Luis Rodriguez: "Hearts & Hands: Creating Community in Violent Times"
Response by Jeff Adachi, San Francisco Public Defender
Thursday, March 8, 2007
4 p.m. Booth Auditorium
Reception followed lecture in the Goldberg Room

Luis J. Rodriguez has emerged as one of the leading Chicano writers in the country with ten nationally published books in memoir, fiction, nonfiction, children’s literature, and poetry. Luis’ poetry has won a Poetry Center Book Award, a PEN Josephine Miles Literary Award, and “Foreword” magazine’s Silver Book Award, among others. His two children’s books have won a Patterson Young Adult Book Award, two “Skipping Stones” Honor Award, and a Parent’s Choice Book Award, among others. A novel, Music of the Mill, was published in the spring of 2005 by Rayo/HarperCollins; a poetry collection, My Nature is Hunger: New & Selected Poems, 1989-2004, came out in the fall of 2005 from Curbstone Press/Rattle Edition.
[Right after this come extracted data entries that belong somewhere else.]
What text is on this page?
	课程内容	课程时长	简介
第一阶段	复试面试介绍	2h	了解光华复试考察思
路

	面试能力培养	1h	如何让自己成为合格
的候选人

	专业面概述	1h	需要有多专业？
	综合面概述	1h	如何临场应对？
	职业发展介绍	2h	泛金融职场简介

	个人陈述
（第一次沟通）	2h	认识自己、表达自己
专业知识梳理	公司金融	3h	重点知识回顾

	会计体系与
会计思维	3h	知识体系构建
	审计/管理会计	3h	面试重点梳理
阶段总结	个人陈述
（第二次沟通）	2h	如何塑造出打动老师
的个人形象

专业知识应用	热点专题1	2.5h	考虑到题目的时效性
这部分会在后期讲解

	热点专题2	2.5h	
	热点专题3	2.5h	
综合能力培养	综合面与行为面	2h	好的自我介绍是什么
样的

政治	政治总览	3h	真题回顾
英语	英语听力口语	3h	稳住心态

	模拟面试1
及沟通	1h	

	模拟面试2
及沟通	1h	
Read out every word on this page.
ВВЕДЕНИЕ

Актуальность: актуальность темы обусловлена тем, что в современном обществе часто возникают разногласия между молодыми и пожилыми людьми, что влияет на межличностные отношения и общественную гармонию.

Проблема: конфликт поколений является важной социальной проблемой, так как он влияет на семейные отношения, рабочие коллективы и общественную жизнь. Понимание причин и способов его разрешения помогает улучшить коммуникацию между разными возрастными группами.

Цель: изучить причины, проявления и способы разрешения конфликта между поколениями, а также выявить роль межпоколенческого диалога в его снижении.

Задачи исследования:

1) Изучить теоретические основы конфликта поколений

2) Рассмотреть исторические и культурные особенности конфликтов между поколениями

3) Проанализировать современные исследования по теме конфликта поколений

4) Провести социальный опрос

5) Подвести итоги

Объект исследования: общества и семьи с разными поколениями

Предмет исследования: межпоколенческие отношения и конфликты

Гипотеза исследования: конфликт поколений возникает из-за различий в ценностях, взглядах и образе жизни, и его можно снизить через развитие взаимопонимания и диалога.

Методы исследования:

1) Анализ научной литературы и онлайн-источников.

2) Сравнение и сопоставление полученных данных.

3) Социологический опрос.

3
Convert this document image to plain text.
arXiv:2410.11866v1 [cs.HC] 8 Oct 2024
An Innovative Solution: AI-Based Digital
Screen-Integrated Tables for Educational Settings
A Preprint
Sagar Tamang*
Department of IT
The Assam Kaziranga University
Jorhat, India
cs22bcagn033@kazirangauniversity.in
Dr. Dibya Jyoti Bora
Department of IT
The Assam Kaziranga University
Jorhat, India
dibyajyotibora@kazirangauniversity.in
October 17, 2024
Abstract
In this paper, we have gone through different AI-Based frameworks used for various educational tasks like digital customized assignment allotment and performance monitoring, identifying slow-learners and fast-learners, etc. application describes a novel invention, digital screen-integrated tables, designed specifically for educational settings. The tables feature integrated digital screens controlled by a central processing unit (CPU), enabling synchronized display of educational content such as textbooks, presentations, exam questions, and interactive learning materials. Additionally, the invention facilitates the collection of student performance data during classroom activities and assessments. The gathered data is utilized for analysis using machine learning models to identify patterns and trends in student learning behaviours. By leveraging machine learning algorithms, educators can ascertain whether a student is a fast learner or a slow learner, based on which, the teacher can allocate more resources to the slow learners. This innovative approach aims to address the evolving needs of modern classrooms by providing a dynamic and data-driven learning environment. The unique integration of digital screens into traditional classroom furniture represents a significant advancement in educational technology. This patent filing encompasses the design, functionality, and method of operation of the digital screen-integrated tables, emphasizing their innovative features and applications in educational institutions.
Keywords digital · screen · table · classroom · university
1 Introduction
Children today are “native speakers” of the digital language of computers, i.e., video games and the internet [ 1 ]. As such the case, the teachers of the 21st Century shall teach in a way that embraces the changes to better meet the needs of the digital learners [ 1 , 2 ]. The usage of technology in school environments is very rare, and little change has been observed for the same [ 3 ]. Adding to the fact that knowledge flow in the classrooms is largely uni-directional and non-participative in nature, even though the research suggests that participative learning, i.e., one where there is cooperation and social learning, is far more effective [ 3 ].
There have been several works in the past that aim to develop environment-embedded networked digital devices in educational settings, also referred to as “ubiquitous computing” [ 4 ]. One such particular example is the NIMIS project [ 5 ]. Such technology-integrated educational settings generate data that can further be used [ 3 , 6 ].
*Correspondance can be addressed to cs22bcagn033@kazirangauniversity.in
Luis is best known for the 1993 memoir of gang life, Always Running: La Vida Loca, Gang Days in L.A. An international best seller—with more than 20 printings, around 250,000 copies sold—the memoir also garnered a Carl Sandburg Literary Award, a Chicago Sun-Times Book Award, and was designated a New York Times Notable Book. Written as a cautionary tale for Luis’ then 15-year-old son Ramiro—who had joined a Chicago gang—the memoir is popular among youth and teachers. Despite this, the American Library Association in 1999 called Always Running one of the 100 most censored books in the United States. Efforts to remove his books from public school libraries and reading lists have occurred in Illinois, Michigan, Texas, and more recently in California, where the battles were quite heated.

 

Rashida Manjoo: "The Challenges of Promoting and Protecting Gender Equality in South Africa"

Monday, February 5th
12:45 – 1:45 p.m.
Room 121

Rashida Manjoo is currently a visiting fellow in the Human Rights Program at Harvard Law School. She is an Advocate of the High Court of South Africa and a member of the Commission on Gender Equality (CGE), a constitutional body mandated to oversee the promotion and protection of gender equality. Prior to being appointed to the CGE she was involved in social context training for judges and lawyers, where she has designed both content and methodology during her time at the Law, Race, and Gender Research Unit—University of Cape Town and at the University of Natal, Durban. Manjoo was involved in setting up both a national and a provincial network on violence against women and is the founder of the Gender Unit at the Law Clinic at the University of Natal and the Domestic Violence Assistance Programme at the Durban Magistrates Court (the first such project in a court in South Africa). She has also been involved in the Provincial Executive of the Women’s Coalition, a forum that was established pre-democracy to formulate the Women’s Charter (a document setting out the demands of women in a new democracy). She was also an active member of the Women’s Caucus for Gender Justice in the International Criminal Court and remains an Advisory Board member. She is a member of the Women Living Under Muslim Laws Network.

 

Elizabeth Beck --"Restorative Justice and Death Row Familes"
Thursday, January 11, 2007 at 12:45 – 1:45 p.m. in the Dean’s Seminar Room

A fascinating discussion about restorative justice and the experiences of those whose loved ones have been sentenced to death. Dr. Elizabeth Beck, Professor of Social Work at Georgia State University, will be at Boalt to discuss her research conducting hundreds of hours of interviews with family members of offenders and victims, and her recent book, which shows that forgiveness and recovery are possible in the wake of even the most terrible crimes.

This event is co-sponsored by the Death Penalty Clinic and the Death Penalty Discourse Project.